Перед Эрмитажем очереди не было, да и у касс мы стояли всего минут пять.
Я сдал наши пальто и сапоги Натальи Алексеевны. Наталья Алексеевна у большого зеркала поправляла прическу. Я встал с нею рядом. Соседство, несомненно, было проигрышным для меня.
Видно, что-то дрогнуло в моем лице — размягчилось ли оно, глаза ли стали испуганными, — а только Наталья Алексеевна тихо спросила:
— Что случилось?
— Все в порядке, — ответил я.
И осторожно, нежнейше дотронулся до ее локтя.
Я люблю поговорить у картин, с удовольствием вожу гостей по музеям — ведь хоть на пару часов становишься пророком, так как же не обожать себя в это время.
Но тут сидел во мне тормоз. Мы останавливались у той картины, которую я хотел показать, молча рассматривали ее и шли дальше.
Рембрандт, поворот налево — испанцы — Эль Греко, Моралес, потом голландцы, «Портрет камеристки», две-три картины Ван Дейка, потом долгим ходом, почти не задерживаясь, к французам третьего этажа.
Я вдруг вспомнил, как обалдел, когда впервые обнаружил, что в Эрмитаже есть третий этаж. После девушек Греза, в которых я несомненно был влюблен, так что они снились мне по ночам, я уткнулся в висевший тогда над лестницей «Танец» Матисса, и мне было странно, как это такой замечательный музей вывесил детские упражнения — а что, и я, да и всякий так может, у меня и сомнений не было.
Я пошел в залы третьего этажа и наткнулся на курсанта, который объяснял двум теткам «Трех женщин» Пикассо, а тетки чуть не плевались, хотя курсант и доказывал, что женщины на картине невероятно красивы.

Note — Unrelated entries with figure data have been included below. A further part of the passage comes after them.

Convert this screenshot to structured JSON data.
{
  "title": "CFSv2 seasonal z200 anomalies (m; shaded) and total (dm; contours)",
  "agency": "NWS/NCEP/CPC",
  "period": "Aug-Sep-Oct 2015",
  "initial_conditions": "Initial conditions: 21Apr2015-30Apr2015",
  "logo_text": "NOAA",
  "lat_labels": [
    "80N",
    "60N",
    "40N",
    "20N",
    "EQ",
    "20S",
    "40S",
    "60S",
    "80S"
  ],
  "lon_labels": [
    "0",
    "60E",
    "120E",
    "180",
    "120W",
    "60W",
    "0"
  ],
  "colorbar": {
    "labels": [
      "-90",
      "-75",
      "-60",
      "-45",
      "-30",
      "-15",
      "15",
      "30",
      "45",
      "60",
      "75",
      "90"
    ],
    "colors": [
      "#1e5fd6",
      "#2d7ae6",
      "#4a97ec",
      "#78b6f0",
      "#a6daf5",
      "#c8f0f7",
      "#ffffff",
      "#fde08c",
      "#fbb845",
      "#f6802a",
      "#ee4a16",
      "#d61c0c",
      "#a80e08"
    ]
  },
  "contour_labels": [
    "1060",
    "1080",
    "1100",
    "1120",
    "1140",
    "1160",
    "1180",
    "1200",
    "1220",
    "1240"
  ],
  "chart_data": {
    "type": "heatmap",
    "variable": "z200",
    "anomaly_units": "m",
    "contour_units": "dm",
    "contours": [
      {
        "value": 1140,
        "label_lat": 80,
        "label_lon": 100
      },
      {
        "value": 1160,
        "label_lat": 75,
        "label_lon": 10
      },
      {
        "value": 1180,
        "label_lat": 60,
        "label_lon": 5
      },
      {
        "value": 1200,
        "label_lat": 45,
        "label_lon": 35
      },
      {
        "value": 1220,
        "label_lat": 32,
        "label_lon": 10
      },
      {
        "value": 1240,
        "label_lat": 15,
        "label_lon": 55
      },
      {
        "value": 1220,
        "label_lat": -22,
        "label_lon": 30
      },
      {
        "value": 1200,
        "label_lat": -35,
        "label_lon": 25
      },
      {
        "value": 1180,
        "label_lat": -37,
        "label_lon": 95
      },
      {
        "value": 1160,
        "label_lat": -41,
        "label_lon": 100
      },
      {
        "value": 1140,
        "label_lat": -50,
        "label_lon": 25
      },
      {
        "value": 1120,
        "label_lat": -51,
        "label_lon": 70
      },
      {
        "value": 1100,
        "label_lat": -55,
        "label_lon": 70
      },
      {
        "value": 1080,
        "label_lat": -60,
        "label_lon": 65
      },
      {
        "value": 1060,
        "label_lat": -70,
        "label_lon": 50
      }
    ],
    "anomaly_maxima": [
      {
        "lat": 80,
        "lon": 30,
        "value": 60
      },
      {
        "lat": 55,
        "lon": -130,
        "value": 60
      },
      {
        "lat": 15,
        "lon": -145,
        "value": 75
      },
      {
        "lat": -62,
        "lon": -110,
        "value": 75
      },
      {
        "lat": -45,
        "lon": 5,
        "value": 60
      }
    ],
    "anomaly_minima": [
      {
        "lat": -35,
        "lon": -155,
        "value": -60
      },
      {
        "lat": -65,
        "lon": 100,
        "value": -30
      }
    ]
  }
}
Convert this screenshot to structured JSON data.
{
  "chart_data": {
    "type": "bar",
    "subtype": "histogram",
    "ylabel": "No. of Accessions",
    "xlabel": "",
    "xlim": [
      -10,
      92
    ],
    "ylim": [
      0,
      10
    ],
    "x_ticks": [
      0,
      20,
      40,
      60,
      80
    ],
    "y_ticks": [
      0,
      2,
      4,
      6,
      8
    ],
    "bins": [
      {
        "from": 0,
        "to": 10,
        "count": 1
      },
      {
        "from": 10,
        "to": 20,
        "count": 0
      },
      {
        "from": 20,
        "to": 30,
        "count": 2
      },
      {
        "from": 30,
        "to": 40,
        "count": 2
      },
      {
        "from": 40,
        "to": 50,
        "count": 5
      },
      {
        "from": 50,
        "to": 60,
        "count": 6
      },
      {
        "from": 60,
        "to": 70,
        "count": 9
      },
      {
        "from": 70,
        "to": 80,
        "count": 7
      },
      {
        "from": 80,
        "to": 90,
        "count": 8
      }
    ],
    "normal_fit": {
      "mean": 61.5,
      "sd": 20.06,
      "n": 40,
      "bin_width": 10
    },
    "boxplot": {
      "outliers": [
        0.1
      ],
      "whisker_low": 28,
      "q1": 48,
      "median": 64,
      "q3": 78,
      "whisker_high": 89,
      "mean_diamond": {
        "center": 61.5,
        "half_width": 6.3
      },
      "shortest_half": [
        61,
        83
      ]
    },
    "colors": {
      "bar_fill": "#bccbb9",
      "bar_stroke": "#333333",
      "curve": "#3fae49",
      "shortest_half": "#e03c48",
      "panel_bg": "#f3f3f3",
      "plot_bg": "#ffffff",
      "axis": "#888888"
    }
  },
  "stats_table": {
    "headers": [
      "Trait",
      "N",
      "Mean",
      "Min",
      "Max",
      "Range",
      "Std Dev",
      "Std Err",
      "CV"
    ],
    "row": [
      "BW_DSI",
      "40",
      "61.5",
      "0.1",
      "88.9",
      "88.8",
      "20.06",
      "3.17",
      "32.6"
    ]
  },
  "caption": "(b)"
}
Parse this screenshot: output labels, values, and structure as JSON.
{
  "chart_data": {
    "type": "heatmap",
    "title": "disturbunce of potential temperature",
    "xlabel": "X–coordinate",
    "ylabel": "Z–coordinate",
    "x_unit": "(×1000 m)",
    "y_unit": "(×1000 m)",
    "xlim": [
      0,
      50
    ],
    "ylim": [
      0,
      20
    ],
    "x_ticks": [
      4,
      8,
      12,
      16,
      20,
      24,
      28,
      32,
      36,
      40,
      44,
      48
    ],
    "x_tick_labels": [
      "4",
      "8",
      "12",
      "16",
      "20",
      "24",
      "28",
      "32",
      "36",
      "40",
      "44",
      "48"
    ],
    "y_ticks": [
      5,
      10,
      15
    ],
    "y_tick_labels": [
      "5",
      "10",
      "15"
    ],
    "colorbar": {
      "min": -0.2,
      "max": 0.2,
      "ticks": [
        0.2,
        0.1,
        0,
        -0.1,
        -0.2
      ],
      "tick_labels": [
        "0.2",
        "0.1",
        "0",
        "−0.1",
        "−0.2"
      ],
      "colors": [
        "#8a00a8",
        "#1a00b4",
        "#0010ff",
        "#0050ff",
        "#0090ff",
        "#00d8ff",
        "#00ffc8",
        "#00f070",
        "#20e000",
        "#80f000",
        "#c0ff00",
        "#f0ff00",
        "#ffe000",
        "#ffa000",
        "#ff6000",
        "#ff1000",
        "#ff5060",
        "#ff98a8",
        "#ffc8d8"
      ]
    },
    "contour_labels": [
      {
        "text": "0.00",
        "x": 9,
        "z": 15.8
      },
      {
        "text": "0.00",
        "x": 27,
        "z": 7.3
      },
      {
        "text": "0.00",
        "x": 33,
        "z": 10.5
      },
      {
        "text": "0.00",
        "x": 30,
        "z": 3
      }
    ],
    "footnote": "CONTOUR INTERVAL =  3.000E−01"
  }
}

Странные были времена: плевали в Пикассо, дрались на выставке итальянских абстракций — отсквозившее время, давние нравы, свежий, незамыленный взгляд дикаря.
Даже и неясно мне, почему я решил тогда, что мне все это нужно понять. А только споря с таким вот курсантом, я постоянно приговаривал — хочу понять. Да, я хочу понять.
Но и повезло. То ли нищий мой вид, то ли голодное тощее лицо, то ли горящие глаза дикаря, но что-то привлекло ко мне внимание худой пожилой женщины. Несколько воскресений она сидела за столиком в зале Сезанна и что-то писала.
И что-то я однажды спросил, ну вроде того, а почему вон там небо красное, и эта женщина принялась объяснять мне так понятно и с такой, я бы сказал, любовью, что почудилось мне, что и сам я в этих картинках кое-что кумекаю.
Я ходил в залы каждое воскресенье и кончилось тем, что женщина эта — она оказалась старшим научным сотрудником и звали ее Варварой Васильевной — стала каждое воскресенье приходить сюда, чтоб поводить меня по залам.
Я угадывал какую-то потерю в ее жизни — возможно, сын погиб в блокаду — другого объяснения, почему она возилась со мной, я не знаю. Но каждое воскресенье несколько месяцев я ходил сюда, и Варвара Васильевна меня натаскивала.
Когда я разговариваю с Андреем, я иногда вспоминаю Варвару Васильевну. Кто я ей был? Никто — мальчик, желающий что-то понять, и этого одного достаточно было, чтоб она тратила на меня воскресные дни. С Андреем положение более определенное. Кто я ему? Учитель. Что он мне? Оправдание жизни.
Потом началась сессия, потом я, чтоб все-таки выжить, начал подрабатывать, и тут уж было не до воскресных походов в Эрмитаж, и больше Варвару Васильевну я не видел. Почему она приняла во мне участие? Загадка, мне ее уже не разгадать, да по правде говоря, я и не хочу ее разгадывать.
Но с той поры во мне держится любовь к французам девятнадцатого века. Причем вот к этим, эрмитажным работам. Московские нравятся менее. Выставка разрослась, многое достали из запасников, но любовь осталась именно к тем, давним картинам, что висели при Варваре Васильевне.
Я не смог удержаться и объяснил Наталье Алексеевне, почему мне здесь нравится — картины, конечно, хороши, имеет место и возврат в юность, но тут еще и дань возрасту — мы всего более любим смотреть привычное, устоявшееся в нас.
Однако, черт побери, это привычное было хорошо. В тусклый денек, при тусклом же освещении картины все равно сияли. Думаю, они сияли бы и в темноте. Впрочем, об этом лучше спросить у служителей запасников, где многие из этих картин десятилетиями ожидали прилива массового интереса к себе.
В Эрмитаже мы были недолго — часа полтора. Как-то само собой имелось в виду, что мы здесь вместе не в последний раз. Итальянцев и англичан посмотрим отдельно. Да, не в последний раз.